2. The method of claim 1, wherein AI model data related to a structure of an AI model for the AI/ML media service includes a UE AI model subset and a network AI model subset.

3. The method of claim 2, wherein UE AI model data corresponding to the UE AI model subset is provided to the UE by the network server.

4. The method of claim 3, further comprising:

outputting inference output data based on the UE AI model data and the received intermediate data.

5. The method of claim 3, further comprising:

outputting intermediate data by performing AI model split inferencing based on the UE AI model data; and

transmitting, to the network server, the outputted intermediate data.

6. A user equipment (UE) for an artificial intelligence/machine learning (AI/ML) media service in a wireless communication system, the UE comprising:

a transceiver; and

a processor configured to:

receive, via the transceiver from a network server providing the AI/ML media service, service access information including at least one of information for media session handling and information for media streaming access,

obtain information on client AI media inferencing capabilities and functions,

negotiate with the network server for splitting an AI media inference processing, based on the received service access information and the obtained information on client AI media inferencing capabilities and functions, and

receive, via the transceiver from the network server, either intermediate data or inference output data by AI model split inferencing.

7. The UE of claim 6, wherein AI model data related to a structure of an AI model for the AI/ML media service includes a UE AI model subset and a network AI model subset.
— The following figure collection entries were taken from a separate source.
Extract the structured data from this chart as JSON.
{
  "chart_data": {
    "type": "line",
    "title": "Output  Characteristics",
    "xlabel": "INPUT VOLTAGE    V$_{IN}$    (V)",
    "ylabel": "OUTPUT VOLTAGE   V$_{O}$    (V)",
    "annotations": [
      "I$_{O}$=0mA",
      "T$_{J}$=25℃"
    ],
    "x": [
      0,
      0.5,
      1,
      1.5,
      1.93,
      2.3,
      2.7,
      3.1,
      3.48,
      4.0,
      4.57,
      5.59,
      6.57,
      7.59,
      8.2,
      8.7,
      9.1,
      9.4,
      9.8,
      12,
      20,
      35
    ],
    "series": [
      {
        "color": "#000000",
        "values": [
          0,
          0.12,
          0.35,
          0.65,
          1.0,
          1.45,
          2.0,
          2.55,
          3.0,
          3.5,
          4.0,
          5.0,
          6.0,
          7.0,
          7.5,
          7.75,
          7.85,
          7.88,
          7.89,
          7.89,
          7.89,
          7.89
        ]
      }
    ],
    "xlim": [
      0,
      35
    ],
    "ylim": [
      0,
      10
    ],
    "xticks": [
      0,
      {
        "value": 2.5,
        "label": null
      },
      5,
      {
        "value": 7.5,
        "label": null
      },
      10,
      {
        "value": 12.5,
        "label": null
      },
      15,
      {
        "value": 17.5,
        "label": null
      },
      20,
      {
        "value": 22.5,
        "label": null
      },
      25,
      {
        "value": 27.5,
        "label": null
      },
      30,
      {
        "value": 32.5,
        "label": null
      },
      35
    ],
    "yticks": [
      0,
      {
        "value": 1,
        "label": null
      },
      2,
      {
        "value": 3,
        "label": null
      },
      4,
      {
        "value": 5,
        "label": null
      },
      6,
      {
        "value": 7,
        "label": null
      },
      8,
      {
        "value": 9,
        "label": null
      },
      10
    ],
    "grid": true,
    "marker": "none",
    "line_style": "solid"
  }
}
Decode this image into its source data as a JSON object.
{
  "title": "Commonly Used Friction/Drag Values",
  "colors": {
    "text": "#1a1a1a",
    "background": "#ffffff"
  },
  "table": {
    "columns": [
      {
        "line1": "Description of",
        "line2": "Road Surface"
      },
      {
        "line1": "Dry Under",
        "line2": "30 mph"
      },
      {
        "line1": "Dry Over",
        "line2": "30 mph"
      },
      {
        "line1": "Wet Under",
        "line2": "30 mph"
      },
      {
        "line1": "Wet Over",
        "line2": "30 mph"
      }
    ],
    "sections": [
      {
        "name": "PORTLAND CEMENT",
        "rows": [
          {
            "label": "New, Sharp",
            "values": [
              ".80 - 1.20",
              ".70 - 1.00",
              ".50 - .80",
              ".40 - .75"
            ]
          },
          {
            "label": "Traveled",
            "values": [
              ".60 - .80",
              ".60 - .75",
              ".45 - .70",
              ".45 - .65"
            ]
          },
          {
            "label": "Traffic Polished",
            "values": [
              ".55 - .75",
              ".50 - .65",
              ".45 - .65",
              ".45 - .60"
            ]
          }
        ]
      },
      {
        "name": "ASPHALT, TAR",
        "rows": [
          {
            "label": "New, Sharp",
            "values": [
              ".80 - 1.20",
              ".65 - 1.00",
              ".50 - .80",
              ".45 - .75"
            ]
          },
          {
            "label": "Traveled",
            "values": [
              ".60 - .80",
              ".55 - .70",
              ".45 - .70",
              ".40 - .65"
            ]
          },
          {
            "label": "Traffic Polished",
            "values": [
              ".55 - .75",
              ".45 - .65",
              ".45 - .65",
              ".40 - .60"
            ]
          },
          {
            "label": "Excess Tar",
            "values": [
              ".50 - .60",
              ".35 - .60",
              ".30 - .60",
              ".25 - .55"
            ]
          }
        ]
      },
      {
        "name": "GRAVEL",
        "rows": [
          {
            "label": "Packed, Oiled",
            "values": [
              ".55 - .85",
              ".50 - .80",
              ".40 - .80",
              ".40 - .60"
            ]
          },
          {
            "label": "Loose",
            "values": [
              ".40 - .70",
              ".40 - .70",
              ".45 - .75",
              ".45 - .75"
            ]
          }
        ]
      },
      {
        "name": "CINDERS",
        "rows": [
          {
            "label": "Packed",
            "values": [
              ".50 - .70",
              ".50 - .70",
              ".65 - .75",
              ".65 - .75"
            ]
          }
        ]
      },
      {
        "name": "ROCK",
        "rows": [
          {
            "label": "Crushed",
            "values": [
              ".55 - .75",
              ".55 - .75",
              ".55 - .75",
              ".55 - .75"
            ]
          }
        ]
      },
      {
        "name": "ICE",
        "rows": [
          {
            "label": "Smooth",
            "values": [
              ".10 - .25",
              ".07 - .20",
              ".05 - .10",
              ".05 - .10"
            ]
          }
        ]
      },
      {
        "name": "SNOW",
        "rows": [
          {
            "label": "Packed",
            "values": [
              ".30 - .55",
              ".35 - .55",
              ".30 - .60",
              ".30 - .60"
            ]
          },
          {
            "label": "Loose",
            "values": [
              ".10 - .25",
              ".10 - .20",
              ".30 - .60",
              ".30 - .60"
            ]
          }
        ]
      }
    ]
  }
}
8. The UE of claim 7, wherein UE AI model data corresponding to the UE AI model subset is provided to the UE by the network server.

9. The UE of claim 8, wherein the processor is further configured to output inference output data based on the UE AI model data and the received intermediate data.

10. The UE of claim 8, wherein the processor is further configured to output intermediate data by performing AI model split inferencing based on the UE AI model data, and transmit, to the network server via the transceiver, the outputted intermediate data.

11. A network server for an artificial intelligence/machine learning (AI/ML) media service in a wireless communication system, the network server comprising:

a transceiver; and

a processor configured to:

transmit, to a user equipment (UE) via the transceiver, service access information including at least one of information for media session handling and information for media streaming access,

negotiate with the UE for splitting an AI media inference processing, based on the transmitted service access information, and

transmit, to the UE via the transceiver, either intermediate data or inference output data by AI model split inferencing.

12. The network server of claim 11, wherein AI model data related to a structure of an AI model for the AI/ML media service includes a UE AI model subset and a network AI model subset.

13. The network server of claim 12, wherein the processor is further configured to provide UE AI model data corresponding to the UE AI model subset to the UE.

14. The network server of claim 12, wherein the processor is further configured to output the intermediate data by performing the AI model split inferencing based on the network AI model subset.

15. The network server of claim 13, wherein the processor is further configured to:

receive, via the transceiver from the UE, intermediate data based on the UE AI model data, and

output the inference output data by performing the AI model split inferencing based on the received intermediate data and the network AI model subset.